Reproducimos esta desafiante columna de Nora Bär. Y agregamos en el título «en la Argentina», porque los ejemplos y las lecciones se refieren en particular a nuestro país:
«Cuando el aislamiento, la imposibilidad de abrazar a nuestros familiares y amigos, de viajar, de vagabundear por las librerías o pasear mirando vidrieras, de ir al cine o al teatro, de ver fútbol o practicar deporte «de entrecasa» queden en el recuerdo y ya no se nos hagan tan lacerantes, cuando los evoquemos a la distancia, sin que nos provoquen emociones estridentes, cuando este episodio de nuestras vidas sea como esas fotos de tonos desvaídos por el paso del tiempo, tal vez el balance de los días en que, literalmente, «se paró el mundo», no sea totalmente negativo.
Por supuesto que habrá muchos a los que esta pandemia, surgida de improviso a fines del año pasado y que en una decena de semanas había dado la vuelta al mundo, les dejará cicatrices indelebles. Para los que padecieron cuadros graves de Covid-19 y sus familias, 2020 será el año que marcará un antes y un después en sus vidas. Lo mismo les sucederá a quienes sufrieron penurias o quebrantos económicos irrecuperables. Pero tal vez (¡ojalá!), podamos anotar en la columna del «haber» que fue el inicio de un nuevo vínculo entre científicos y tomadores de decisión.
La masiva respuesta que tuvo la convocatoria del Ministerio de Ciencia, Salud e Innovación para aportar las capacidades y el conocimiento de sus investigadores al control de la epidemia reveló que, contra lo que muchas veces se le objeta, la comunidad científica no está recluida en una torre de cristal. Centenares de sus integrantes dejaron de lado los papers que les hacen ganar prestigio internacional y se pusieron manos a la obra. Y como pasó otras veces, en cuanto dispusieron de los medios mínimos y se les dio oportunidad de colaborar, los frutos fueron inmediatos.

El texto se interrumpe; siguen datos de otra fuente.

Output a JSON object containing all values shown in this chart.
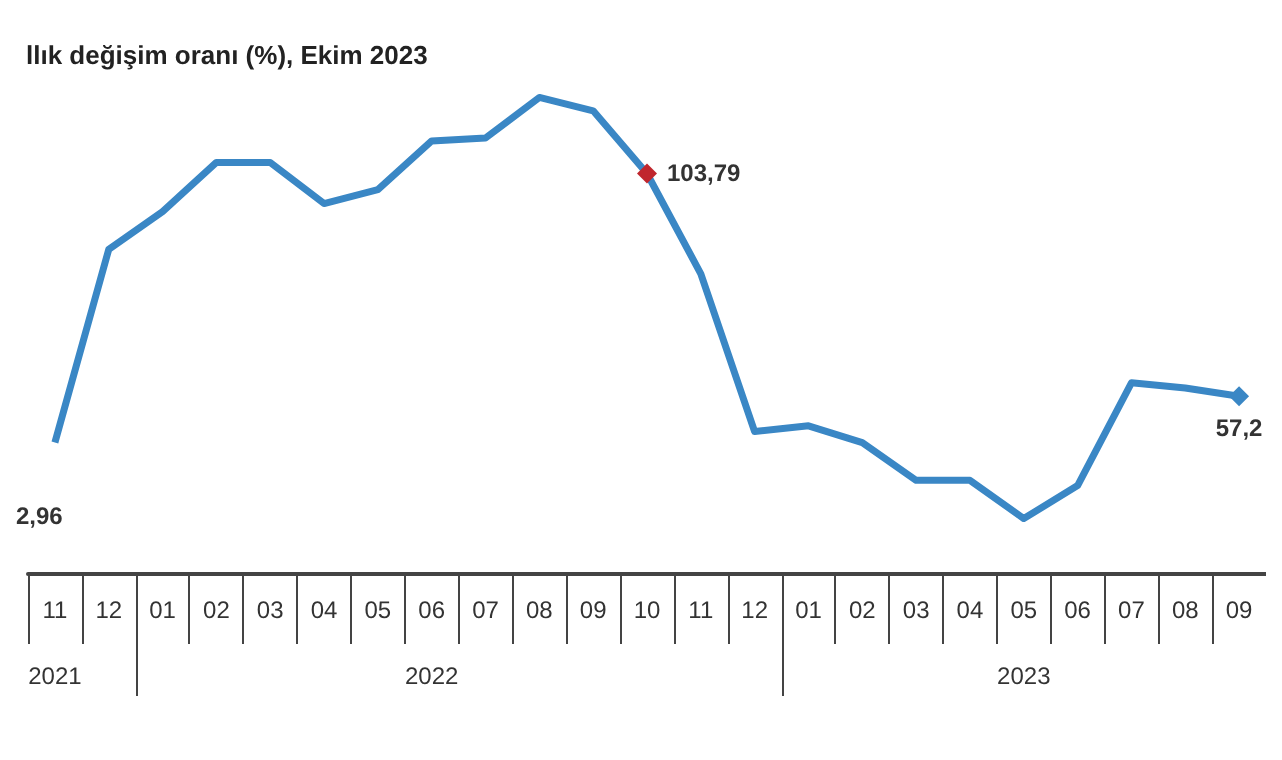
{
  "chart_data": {
    "type": "line",
    "title": "llık değişim oranı (%), Ekim 2023",
    "categories": [
      "11",
      "12",
      "01",
      "02",
      "03",
      "04",
      "05",
      "06",
      "07",
      "08",
      "09",
      "10",
      "11",
      "12",
      "01",
      "02",
      "03",
      "04",
      "05",
      "06",
      "07",
      "08",
      "09"
    ],
    "series": [
      {
        "color": "#3a87c5",
        "values": [
          47.5,
          87.9,
          95.8,
          106.1,
          106.1,
          97.5,
          100.4,
          110.6,
          111.2,
          119.7,
          116.9,
          103.79,
          82.8,
          49.8,
          51.0,
          47.5,
          39.6,
          39.6,
          31.6,
          38.5,
          60.0,
          58.9,
          57.2
        ],
        "colors": [
          "#3a87c5",
          "#3a87c5",
          "#3a87c5",
          "#3a87c5",
          "#3a87c5",
          "#3a87c5",
          "#3a87c5",
          "#3a87c5",
          "#3a87c5",
          "#3a87c5",
          "#3a87c5",
          "#c0262d",
          "#3a87c5",
          "#3a87c5",
          "#3a87c5",
          "#3a87c5",
          "#3a87c5",
          "#3a87c5",
          "#3a87c5",
          "#3a87c5",
          "#3a87c5",
          "#3a87c5",
          "#3a87c5"
        ],
        "value_labels": [
          null,
          null,
          null,
          null,
          null,
          null,
          null,
          null,
          null,
          null,
          null,
          "103,79",
          null,
          null,
          null,
          null,
          null,
          null,
          null,
          null,
          null,
          null,
          "57,2"
        ]
      }
    ],
    "annotations": [
      "2,96",
      "2021",
      "2022",
      "2023"
    ],
    "grid": false
  }
}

La Argentina fue el único país de la región que en 45 días tuvo la capacidad de producir un test de anticuerpos contra el SARS-CoV-2 y, poco días más tarde, otros de detección viral por PCR que pueden realizarse en una hora y con equipos que están al alcance de cualquier laboratorio.
El país participa en los estudios internacionales de la OMS y lanzó un gran ensayo clínico con suero de pacientes recuperados. Pero, además, puso a disposición el capital intelectual de sus matemáticos, bioinformáticos y especialistas en Big Data para interpretar qué nos están diciendo los indicadores, cartografiar el escenario epidemiológico, y orientarnos en un océano de datos inciertos y cambiantes.
Desde el punto de vista sanitario, por lo menos hasta el momento, todo parece indicar que haberse apoyado en el conocimiento experto, y no en opiniones más o menos inspiradas, permitió resultados considerablemente mejores que los que se obtuvieron actuando al revés, como ocurre en otros países del continente.
Que la ciencia y la tecnología son vitales para el desarrollo ya es una verdad de Perogrullo. No hace tanto, en este mismo espacio, mencioné el documento elaborado por el físico y nanotecnólogo Fernando Stefani, vicedirector del Centro de Investigaciones en Bionanociencias del Conicet, que pasa revista a una serie de los argumentos más convincentes que muestran la íntima relación que existe entre la inversión en ciencia y tecnología, y la riqueza.
Por ejemplo, destaca que en una muestra de 61 países tomada entre 2001 y 2014 se advierte claramente que «Los que generan más riqueza por habitante son también los mismos que invierten mayores fracciones de su PBI en investigación y desarrollo. Los más rezagados, con menor PBI, son los que invierten proporciones menores».
Hace décadas que venimos escuchándolo. Pero esta pandemia también está mostrando en forma palmaria lo importante que es contar con ciencia y tecnología para trazar políticas públicas basadas en evidencias. Y para monitorearlas. Ojalá que, como saldo a favor, la catástrofe global nos deje esta fluida interacción entre la política y la ciencia. Sería histórico.»